視界を遥かに超えるサイズのスクリーンを配置してコンテンツを楽しむことができる(画像:アップル公式サイトより)
3D映画などのコンテンツもそのまま楽しめるが、通常の映画作品を見ると、もしかしたら「カクカクしている」と感じるかもしれない。映画の多くが1秒間に24コマ(フレーム)で提供されているが、頭の動きなどに追従してくる映画以外の部分が24コマよりも素早く描画されるためだ。
匂いまで伝わってきそうな臨場感
9. 空間再現フォトビデオとは?
Apple Vision Proには、12台のカメラが内蔵されており、これらを駆使した3D写真、3Dビデオの撮影が可能だ。今回のデモでは撮影は体験できなかったが、用意されたコンテンツを見ることはできた。
奥行きのある写真やビデオで、誕生日ケーキのロウソクを吹き消すシーンは、煙が自分に向かってきて、まるで匂いまで伝わってきそうな臨場感だった。思い出の記録と再現という点で、今までの写真やビデオとは異なる体験になっている点には同意できる。
ただ、視野角は狭めで、撮影者が見ている方向を記録する、という側面が強い。それはそれで、撮影者の意図を含む追体験という意味が生じるが、空間全体を記録することができれば、より面白みが増すのではないか、と思った。
10. バッテリーの問題
ゴーグルの右側面後方に、電源プラグが用意されている。簡単に外れないよう、捻って固定するタイプが採用されており、そこからケーブルがバッテリーパックにつながっている。手のひらサイズのバッテリーで、Apple Vision Proを2時間駆動させることができる。バッテリーが外付けとなっているため、ゴーグル部分本体の重さが軽くなっている。
また、このバッテリーパックにはUSB-Cポートがついており、ここにACアダプターから給電すれば、2時間の制限なく使い続けることができる。乱暴にいえば、デバイスとしてはMacBook Airかそれ以下の消費電力に抑えられていると予測できるため、USB-PD 30WのACアダプターやモバイルバッテリーからの給電に対応できるのではないだろうか。
Apple Vision Pro、30分という非常に短いデモ体験だったが、視覚、聴覚、触覚、体感が刺激され、非常に濃密な時間だったことを、この原稿をまとめながら改めて再認識することになった。
これまで、コンピューター、スマートフォン、タブレット、ヘッドマウントディスプレー、VRゴーグルなど、さまざまなデバイスに触れてきて、惜しいなと思う点、不安感や不快感を伴う点などを経験してきた。今回体験したApple Vision Proは、弱い部分を見せず、非常にうまくやってのけている現段階で唯一の製品化直前のデバイスだと位置づけることができた。

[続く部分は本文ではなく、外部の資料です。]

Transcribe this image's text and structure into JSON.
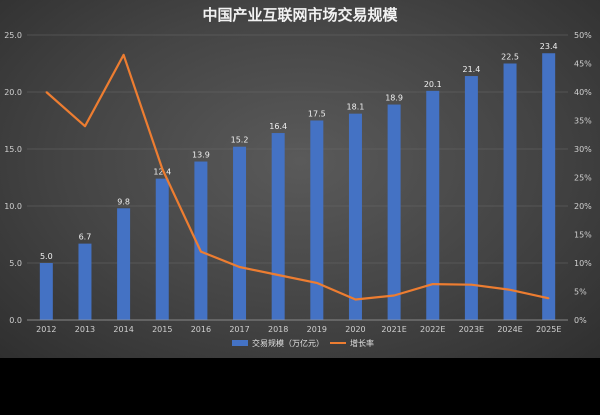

特に、実際の視覚から大きな違和感を作り出さないよう、遅延を減らすことにチップレベルから注意深く実装している点。さらに空間コンピューターという新しいカテゴリーに合わせて用意した、見てつまむだけの空間インターフェース。これらの要素によって、一般の人が使い始めて、すぐに慣れることができる自然な環境に仕上がっていた。
使ってわかった「コストメリット」
日本円で約49万円。価格が発表されたとき、アップル本社内でライブストリーミングを見ていた開発者たちも、高いと感じたのか、ため息に似た感嘆の声が漏れた。空間コンピューティングという新しい方法のためのインターフェースという、これまでにないデバイスだ。これまでにないからこそ、単純な金額の高さが際立ってしまう。
しかしデモを通じて、体験価値からコストメリットを見出せる場面も見つけることができた。
例えば、有機ELディスプレーやテレビを、視界を覆うようにデスクに3台置きたい場合。あるいは最高に画質がいい200インチのスクリーンとサラウンドシステムを用いたホームシアターを自宅に組みたい場合。49万円という金額は決して高すぎないと言える。
今後、アップルが、空間コンピューティングを、同社全体のどんなポジションに位置づけていくのか。活用している技術がどのように進歩していくのか。そして、現段階で見出せないキラーアプリは、いったい何なのか。
わからないことも少なくないが、生活の一部で人がゴーグル型のデバイスをつけるようになる「行動変容」(=イノベーション)を起こすには十分な製品を見せつけられたと考える。